François Hollande : happiness therapy

Le chef de l’Etat tente de convertir le pays à son optimisme retrouvé, au moment où le moral des Français plonge.

Dans l’exercice éculé des vœux présidentiels, il y a cette année quelque chose de nouveau. François Hollande dit les mots habituels, « confiance »« espoir »« volonté », mais cette fois il les vit. Requinqué, presque résilient après une année éprouvante, omniprésent, comme ce matin encore sur France Inter. Il y croit.
A quoi au juste ? Difficile à dire. « En nous », disait-il le 31 décembre au soir. En l’économie française qui ne peut qu’aller mieux, assure-t-il, avec le pacte de responsabilité désormais opérationnel, la loi Macron sur les rails et Bruxelles se convertissant (prudemment) à l’investissement. A moins que ce ne soit surtout en lui. « L’année a été rude, j’ai tenu bon », a insisté le chef de l’Etat, dans une référence à ses difficultés personnelles.
Croire en la France, croire en lui-même, les deux ne sont pas incompatibles. J’ai surmonté les difficultés, le pays peut faire de même, semble même dire le président de la République. Thérapeute d’un pays qui ne s’aime pas assez, François Hollande propose le remède qui lui a réussi, l’optimisme et la confiance en lui.
La tâche est immense, si l’on en croit le sondage Ifop publié hier par « Ouest-France ». Avec seulement 29 % d’optimistes, le moral des Français n’a jamais été aussi bas qu’en ce début 2015, la défiance à l’égard du gouvernement n’a jamais été aussi haute.

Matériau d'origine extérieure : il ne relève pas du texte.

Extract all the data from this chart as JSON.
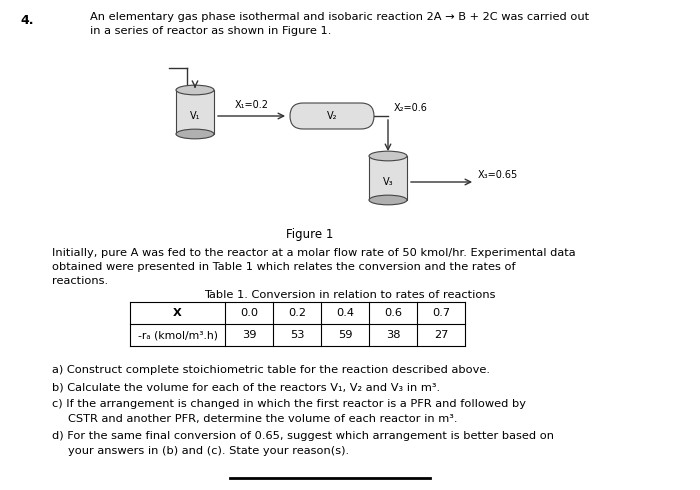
{
  "background_color": "#ffffff",
  "page_number": "4.",
  "title_line1": "An elementary gas phase isothermal and isobaric reaction 2A → B + 2C was carried out",
  "title_line2": "in a series of reactor as shown in Figure 1.",
  "figure_label": "Figure 1",
  "para_line1": "Initially, pure A was fed to the reactor at a molar flow rate of 50 kmol/hr. Experimental data",
  "para_line2": "obtained were presented in Table 1 which relates the conversion and the rates of",
  "para_line3": "reactions.",
  "table_title": "Table 1. Conversion in relation to rates of reactions",
  "table_headers": [
    "X",
    "0.0",
    "0.2",
    "0.4",
    "0.6",
    "0.7"
  ],
  "table_row_label": "-rₐ (kmol/m³.h)",
  "table_values": [
    "39",
    "53",
    "59",
    "38",
    "27"
  ],
  "q_a": "a) Construct complete stoichiometric table for the reaction described above.",
  "q_b": "b) Calculate the volume for each of the reactors V₁, V₂ and V₃ in m³.",
  "q_c1": "c) If the arrangement is changed in which the first reactor is a PFR and followed by",
  "q_c2": "   CSTR and another PFR, determine the volume of each reactor in m³.",
  "q_d1": "d) For the same final conversion of 0.65, suggest which arrangement is better based on",
  "q_d2": "   your answers in (b) and (c). State your reason(s).",
  "reactor1_label": "V₁",
  "reactor2_label": "V₂",
  "reactor3_label": "V₃",
  "x1_label": "X₁=0.2",
  "x2_label": "X₂=0.6",
  "x3_label": "X₃=0.65",
  "gray_body": "#e0e0e0",
  "gray_top": "#c8c8c8",
  "gray_dark": "#b0b0b0",
  "edge_color": "#444444",
  "line_color": "#333333"
}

Avec de tels niveaux, l’exercice thérapeutique de François Hollande n’est pas sans risque. S’il parvient à démontrer que le pays « repart », que les indices économiques virent au vert, un effet d’entraînement peut de fait se produire. S’il apparaît aux Français que le président va mieux parce que les circonstances politiques lui sont moins défavorables, que ses rivaux internes n’ont pas d’espace pour l’affronter, que Nicolas Sarkozy ne parvient pas à retisser le lien avec l’opinion et que Marine Le Pen reste un adversaire de second tour fragile, alors le résultat pourrait être tout autre. Les Français pourraient y lire du calcul politique, c’est-à-dire tout ce qui a concouru et concourt encore à creuser le fossé avec leurs dirigeants.
Dans un pays déprimé, l’optimisme est une arme boomerang.